Wednesday, September 12, 2007

More awards the Enquirer won't win

The Online News Association has announced its finalists for the annual awards for outstanding digital journalism. The Enquirer is not nominated in any category. The Enquirer says it's committed to the Internet and committed to business journalism and committed to community journalism, but that's clearly not enough. The Enquirer must also be committed to excellence in what it does.

The Data Center, for instance, isn't a bad idea, but in the end it's just searchable tables, and that's not journalism. Look at some of the nominees, and you see that the core of these sites is ambitious journalism. And though the Enquirer was shut out, Gannett overall did quite well. Nominees include USA Today for general excellence, the Detroit Free Press, the Des Moines Register, the Wilmington News-Journal, the Tallahassee Democrat, Florida Today (two times) and the Journal News.

With its emphasis on crime and courts and traffic and voyeurism and "fan faces," the Enquirer's web site is becoming an embarrassment to the people who work there. It's a shame there's not an award category for Best Security Camera Video Sponsored By A Replacement Window Company.


Anonymous Anonymous said...

Best Security Camera Video Sponsored By A Replacement Window Company. That's pretty good. It takes time, commitment and personnel to turn out a good product, both online and in print. Yet, resources at the Enquirer have been whittled to a point there aren't enough people to do great journalism.

1:56 PM  
Anonymous Anonymous said...

I understand that the Enquirer's Customer Service Department was moved to a call center in Oklahoma. Does anyone have any idea how much notice was given to the employees that were let go? Sorry to veer off topic.

8:21 AM  
Anonymous Anonymous said...

I have a friend who works at the Enquirer in their online department, and he told me that, a little after 4 p.m. today, the decision was made to splash yet another Slaby story, an "exclusive" interview with the Community Press, across the main pages. The decision, he told me, came directly from HT.

My friend told me he was mortified when he saw the site's front page, and was completely outraged when he found out that the headline style for the story -- one line headlines -- had been ignored on orders from HT.

To the poster who mentioned the Enquirer is an embarrassment to those who work there, it sounds like you're right on the mark.

7:49 PM  
Anonymous Anonymous said...

That “exclusive” interview reads like a cross between a press release submitted by an inexperienced publicist and a story covered by a citizen journalist.
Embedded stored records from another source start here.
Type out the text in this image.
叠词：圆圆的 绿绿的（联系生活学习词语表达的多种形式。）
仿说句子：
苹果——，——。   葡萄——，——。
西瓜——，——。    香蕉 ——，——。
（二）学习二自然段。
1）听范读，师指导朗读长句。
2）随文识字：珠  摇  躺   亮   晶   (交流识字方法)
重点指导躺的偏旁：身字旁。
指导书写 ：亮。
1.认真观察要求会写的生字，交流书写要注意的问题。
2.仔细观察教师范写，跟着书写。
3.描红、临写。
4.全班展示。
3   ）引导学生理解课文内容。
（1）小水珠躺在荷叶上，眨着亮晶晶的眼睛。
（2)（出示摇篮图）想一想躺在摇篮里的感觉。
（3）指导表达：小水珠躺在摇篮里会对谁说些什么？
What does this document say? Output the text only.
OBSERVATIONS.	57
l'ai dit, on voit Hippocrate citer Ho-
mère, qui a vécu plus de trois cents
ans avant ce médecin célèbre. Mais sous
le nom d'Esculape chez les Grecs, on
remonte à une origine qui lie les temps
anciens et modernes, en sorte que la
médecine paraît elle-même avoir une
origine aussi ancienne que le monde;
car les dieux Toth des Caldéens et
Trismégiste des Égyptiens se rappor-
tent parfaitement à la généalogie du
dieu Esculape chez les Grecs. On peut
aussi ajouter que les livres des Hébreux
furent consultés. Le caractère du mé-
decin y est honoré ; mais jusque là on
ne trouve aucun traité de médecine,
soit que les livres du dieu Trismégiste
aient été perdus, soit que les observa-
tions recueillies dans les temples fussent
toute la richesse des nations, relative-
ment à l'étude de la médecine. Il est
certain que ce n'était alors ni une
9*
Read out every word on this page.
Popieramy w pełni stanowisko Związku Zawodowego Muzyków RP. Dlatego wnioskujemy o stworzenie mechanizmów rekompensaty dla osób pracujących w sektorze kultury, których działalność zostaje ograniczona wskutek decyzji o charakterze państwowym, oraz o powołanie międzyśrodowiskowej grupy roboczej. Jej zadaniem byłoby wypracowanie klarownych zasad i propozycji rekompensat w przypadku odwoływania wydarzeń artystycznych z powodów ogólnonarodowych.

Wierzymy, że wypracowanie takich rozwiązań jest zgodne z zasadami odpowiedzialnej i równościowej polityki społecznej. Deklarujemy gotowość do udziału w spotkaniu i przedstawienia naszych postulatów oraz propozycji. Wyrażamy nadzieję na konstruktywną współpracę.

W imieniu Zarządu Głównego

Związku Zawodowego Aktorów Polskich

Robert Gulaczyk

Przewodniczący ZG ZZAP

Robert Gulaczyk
Unfortunately, that’s the type of “tough” coverage that one has come to expect from the Community Press and now, apparently from the Enquirer in its quest to drive traffic regardless of how it’s done.

6:32 AM  
Anonymous Anonymous said...

I have to agree. There's no punch, just the PR line of a poor mother who failed her maternal duty -- and got caught -- and needs the community to help her heal. Jesus. Who asked the questions in this fluffy interview? Where's the punch? The Enquirer continues to write "mom" angle stories that patronize women and it's starting to piss me off. It is an embarassment. I could see this ordered to the front by HT. Remember, he has the judgment of a block of decayed wood.

8:13 AM  
Anonymous Anonymous said...

Not only do the articles patronize women, but they are clearly aiming for a less educated demographic of women that have a desperate need for their opinions to be validated. Hence, the barrage of ridiculous comments that repeat the same thoughts over and over regarding Ms. Slaby. I had no idea that Cincinnati had so many bored stay-at-home-moms.

10:25 AM  
Anonymous Anonymous said...

To get back to the web site and awards. Great irony here is that the Enquirer web site is probably Gannett's oldest one. They should know how to work it by now and how to produce compelling material that supplements the print report. Instead, they just slap stuff up and think the more pages, the better. But the search engine is pitiful - even staff can't find stories.

9:30 AM  
Anonymous Anonymous said...

Actually, Lafayette was the first Gannett paper online.